Abu ha estado tres veces en la cárcel. La primera con trece años por tirar una piedra que él dice no haber tirado. Las otras dos, por cosas peores que no quiere contar. Un día Abu decidió cambiar de actitud, montar la agencia y dedicarse a esta acción directa informativa que le parece más útil y efectiva. Es de agradecer.

Idit y Omer no son de Jersualén. Son de Tel Aviv pero me sirven como ejemplo del otro lado. Escuchan rock and roll en un bar y beben tragos de Jack Daniels sin perder el equilibrio. Tienen 18 años, acaban de terminar el colegio y van a entrar al servicio militar. Dos años, sólo, por ser chicas. Es obligatorio pero da igual. Les apetece. Quieren hacerlo. Lo consideran necesario. Idit y Omer representan lo que el líder sionista Zeev Jabotinsky llamaba «una nueva raza psicológica de judíos». Los fundadores del Estado de Israel en el 48 tenían claro que necesitaban de ciudadanos fuertes y agresivos para que no les volviese a pasar por encima un Holocausto. Los israelíes son gente orgullosa y tienen motivos. Un estado bien organizado a pesar de los casos de corrupción, un montón de empresas punteras que fabrican desde zapatos Crocs hasta tecnología punta y, encima, son guapas y guapos. Los israelíes son chulos. Y más les vale. Están rodeados por países que quieren su eliminación igual que el general Custer estaba circundado de indios suspirando por hacerse una peluca con su cabellera.
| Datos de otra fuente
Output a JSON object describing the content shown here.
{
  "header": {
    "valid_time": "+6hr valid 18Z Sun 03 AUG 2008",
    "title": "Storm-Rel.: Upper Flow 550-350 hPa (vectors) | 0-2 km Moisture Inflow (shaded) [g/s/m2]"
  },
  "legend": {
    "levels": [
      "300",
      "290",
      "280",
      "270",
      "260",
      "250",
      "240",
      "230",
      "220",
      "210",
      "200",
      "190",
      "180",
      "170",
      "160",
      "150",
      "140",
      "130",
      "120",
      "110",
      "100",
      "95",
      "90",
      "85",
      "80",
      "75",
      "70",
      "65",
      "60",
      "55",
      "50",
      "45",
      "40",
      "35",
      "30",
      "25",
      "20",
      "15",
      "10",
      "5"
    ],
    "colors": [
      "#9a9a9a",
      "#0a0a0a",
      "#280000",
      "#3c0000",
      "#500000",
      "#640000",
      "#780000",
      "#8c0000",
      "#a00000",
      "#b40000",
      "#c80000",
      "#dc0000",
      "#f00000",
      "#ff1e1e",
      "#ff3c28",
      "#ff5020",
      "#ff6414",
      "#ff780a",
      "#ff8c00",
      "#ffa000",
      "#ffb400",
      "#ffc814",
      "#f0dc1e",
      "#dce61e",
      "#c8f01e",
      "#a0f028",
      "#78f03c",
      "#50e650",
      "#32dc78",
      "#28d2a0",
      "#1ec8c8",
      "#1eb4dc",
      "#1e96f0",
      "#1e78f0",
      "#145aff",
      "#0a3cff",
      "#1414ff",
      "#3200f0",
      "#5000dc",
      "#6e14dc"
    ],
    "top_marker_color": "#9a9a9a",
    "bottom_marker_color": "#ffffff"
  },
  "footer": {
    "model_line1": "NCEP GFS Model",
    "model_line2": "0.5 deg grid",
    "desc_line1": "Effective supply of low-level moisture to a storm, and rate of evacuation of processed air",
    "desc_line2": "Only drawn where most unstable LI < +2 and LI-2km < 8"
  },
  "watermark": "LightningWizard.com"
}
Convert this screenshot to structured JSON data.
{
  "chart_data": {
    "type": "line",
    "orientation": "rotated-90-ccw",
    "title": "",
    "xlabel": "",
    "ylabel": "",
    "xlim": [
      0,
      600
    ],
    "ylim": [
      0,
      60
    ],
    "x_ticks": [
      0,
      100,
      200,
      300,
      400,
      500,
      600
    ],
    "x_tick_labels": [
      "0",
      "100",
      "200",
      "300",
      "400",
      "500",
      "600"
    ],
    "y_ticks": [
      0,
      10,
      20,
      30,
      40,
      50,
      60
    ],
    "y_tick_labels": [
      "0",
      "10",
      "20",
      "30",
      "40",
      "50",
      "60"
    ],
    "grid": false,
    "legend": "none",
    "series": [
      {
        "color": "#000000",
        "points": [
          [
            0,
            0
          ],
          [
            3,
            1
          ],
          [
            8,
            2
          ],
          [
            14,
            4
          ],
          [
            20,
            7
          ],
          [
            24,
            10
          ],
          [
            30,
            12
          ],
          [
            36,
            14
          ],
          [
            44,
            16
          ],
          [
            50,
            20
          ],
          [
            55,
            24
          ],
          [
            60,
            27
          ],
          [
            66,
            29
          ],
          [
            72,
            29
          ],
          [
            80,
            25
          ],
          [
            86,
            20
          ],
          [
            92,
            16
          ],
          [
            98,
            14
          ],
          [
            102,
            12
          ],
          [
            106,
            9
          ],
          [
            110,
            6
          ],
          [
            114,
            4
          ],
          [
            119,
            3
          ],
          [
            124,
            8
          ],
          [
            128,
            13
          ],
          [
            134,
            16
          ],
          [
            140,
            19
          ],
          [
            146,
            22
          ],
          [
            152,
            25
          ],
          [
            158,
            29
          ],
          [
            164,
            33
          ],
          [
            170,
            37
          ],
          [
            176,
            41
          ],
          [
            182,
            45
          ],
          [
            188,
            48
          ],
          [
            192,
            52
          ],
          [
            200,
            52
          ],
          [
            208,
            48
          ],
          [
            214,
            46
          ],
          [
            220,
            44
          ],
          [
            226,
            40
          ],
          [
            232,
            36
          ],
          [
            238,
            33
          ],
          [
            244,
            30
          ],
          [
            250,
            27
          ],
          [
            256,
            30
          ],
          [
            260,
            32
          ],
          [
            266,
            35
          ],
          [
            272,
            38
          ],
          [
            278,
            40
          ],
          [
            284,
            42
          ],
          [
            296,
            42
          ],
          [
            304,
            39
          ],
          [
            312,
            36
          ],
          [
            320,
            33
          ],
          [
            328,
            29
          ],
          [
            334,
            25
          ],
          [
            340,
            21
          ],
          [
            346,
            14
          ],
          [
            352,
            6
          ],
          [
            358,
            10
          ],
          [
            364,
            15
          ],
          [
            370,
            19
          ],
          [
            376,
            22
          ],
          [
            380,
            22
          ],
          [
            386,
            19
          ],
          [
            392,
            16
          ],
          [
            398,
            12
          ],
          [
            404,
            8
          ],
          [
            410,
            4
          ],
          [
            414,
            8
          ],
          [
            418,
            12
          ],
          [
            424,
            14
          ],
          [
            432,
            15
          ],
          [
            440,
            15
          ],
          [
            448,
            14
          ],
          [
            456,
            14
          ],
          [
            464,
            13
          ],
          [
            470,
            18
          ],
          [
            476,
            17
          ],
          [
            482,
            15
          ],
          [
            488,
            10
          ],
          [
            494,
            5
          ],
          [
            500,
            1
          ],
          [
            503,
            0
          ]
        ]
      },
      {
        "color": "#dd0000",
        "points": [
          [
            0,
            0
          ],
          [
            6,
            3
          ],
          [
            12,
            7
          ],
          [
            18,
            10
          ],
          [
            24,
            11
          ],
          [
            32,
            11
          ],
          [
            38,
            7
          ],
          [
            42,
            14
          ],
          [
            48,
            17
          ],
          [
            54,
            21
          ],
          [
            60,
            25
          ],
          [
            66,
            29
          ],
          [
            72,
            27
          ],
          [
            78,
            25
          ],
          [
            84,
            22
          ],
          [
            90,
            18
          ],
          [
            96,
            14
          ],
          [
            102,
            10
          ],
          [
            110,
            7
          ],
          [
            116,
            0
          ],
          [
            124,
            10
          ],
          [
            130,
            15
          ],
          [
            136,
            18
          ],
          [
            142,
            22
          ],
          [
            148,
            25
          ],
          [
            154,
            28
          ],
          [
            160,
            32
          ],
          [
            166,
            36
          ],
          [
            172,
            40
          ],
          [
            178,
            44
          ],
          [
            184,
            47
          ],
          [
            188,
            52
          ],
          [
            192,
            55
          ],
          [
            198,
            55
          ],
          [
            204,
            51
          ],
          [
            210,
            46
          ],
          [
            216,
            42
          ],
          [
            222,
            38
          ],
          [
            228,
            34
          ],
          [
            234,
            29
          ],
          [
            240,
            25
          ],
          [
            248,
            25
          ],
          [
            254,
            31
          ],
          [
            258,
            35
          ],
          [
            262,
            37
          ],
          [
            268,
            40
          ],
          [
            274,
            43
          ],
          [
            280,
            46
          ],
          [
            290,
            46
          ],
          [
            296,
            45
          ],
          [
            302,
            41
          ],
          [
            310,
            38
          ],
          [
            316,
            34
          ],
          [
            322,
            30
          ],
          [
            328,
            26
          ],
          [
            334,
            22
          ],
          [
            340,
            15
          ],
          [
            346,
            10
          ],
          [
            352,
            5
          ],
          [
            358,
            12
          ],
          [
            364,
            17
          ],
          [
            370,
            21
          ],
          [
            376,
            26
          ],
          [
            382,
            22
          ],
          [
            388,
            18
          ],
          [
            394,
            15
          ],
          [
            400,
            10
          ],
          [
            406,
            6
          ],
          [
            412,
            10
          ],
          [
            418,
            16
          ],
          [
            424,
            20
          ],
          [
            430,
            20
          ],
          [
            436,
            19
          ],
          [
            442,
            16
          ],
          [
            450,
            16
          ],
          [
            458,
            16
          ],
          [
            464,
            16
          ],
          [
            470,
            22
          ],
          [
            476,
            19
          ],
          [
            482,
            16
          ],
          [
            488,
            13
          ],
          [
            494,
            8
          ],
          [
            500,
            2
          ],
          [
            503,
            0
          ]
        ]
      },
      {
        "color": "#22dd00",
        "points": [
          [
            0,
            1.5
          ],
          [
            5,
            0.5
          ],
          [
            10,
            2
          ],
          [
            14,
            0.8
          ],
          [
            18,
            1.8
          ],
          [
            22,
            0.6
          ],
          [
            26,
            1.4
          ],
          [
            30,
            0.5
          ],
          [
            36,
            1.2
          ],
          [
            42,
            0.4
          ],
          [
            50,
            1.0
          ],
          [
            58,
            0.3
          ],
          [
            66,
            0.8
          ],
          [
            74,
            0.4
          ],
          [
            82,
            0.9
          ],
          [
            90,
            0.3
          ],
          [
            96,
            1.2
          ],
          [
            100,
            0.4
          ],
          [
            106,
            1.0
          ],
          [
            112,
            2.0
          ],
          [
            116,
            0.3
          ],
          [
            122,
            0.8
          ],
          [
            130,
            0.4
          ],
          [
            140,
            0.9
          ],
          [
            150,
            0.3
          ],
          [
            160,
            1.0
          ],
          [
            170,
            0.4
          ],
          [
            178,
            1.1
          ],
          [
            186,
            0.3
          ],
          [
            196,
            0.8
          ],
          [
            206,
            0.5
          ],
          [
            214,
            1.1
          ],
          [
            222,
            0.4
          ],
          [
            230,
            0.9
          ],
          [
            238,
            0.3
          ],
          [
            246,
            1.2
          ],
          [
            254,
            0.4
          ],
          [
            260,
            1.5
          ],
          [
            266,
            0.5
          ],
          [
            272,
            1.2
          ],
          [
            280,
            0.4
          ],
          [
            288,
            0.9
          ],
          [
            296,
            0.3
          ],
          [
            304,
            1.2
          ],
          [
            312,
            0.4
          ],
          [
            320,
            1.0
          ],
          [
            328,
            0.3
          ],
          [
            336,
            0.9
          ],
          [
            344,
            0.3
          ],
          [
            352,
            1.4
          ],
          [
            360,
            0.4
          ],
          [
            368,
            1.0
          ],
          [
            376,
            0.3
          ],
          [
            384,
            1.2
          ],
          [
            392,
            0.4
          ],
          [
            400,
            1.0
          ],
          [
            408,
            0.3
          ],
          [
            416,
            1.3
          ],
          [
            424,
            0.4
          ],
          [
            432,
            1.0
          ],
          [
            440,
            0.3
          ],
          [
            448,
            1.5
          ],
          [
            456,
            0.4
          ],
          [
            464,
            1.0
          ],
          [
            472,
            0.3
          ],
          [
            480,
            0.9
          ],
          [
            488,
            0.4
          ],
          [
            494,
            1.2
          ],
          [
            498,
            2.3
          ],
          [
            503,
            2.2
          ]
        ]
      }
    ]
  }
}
Ésa es la cuestión. No son los palestinos los que amenazan a Israel. Los palestinos sólo son la pelota con la que Irán, Líbano, Siria, Jordania, Egipto, Estados Unidos y Europa juegan un partido de voley que se está haciendo interminable. Los conflictos alimentan a los que mandan, son su razón de ser y estar en el poder. A los israelíes les interesa más que a nadie retirarse a las fronteras del 67, tratar de vivir tranquilos y dedicar parte del 16% del PIB que invierten en Defensa a otras cosas más simpáticas. Del mismo modo, a los palestinos les conviene reconocer el Estado de Israel, construir el suyo propio y decidir si quieren prosperar y de qué manera. A sus gobernantes y a los de los países de alrededor, en cambio, la solución más sencilla les parece la peor. No creen que la recta sea el camino más corto entre dos puntos y se encargan de dibujar curvas en sus respectivas hojas de ruta para seguir al volante gracias al miedo, la miseria y el terror.

Y, mientras, Jerusalén sigue siendo un lugar fascinante en el que uno se puede asomar a una terraza y contemplar la Historia de la humanidad encerrada en un muro con ocho puertas. Una Historia estúpida y rebosante de sangre pero nuestra Historia, al cabo.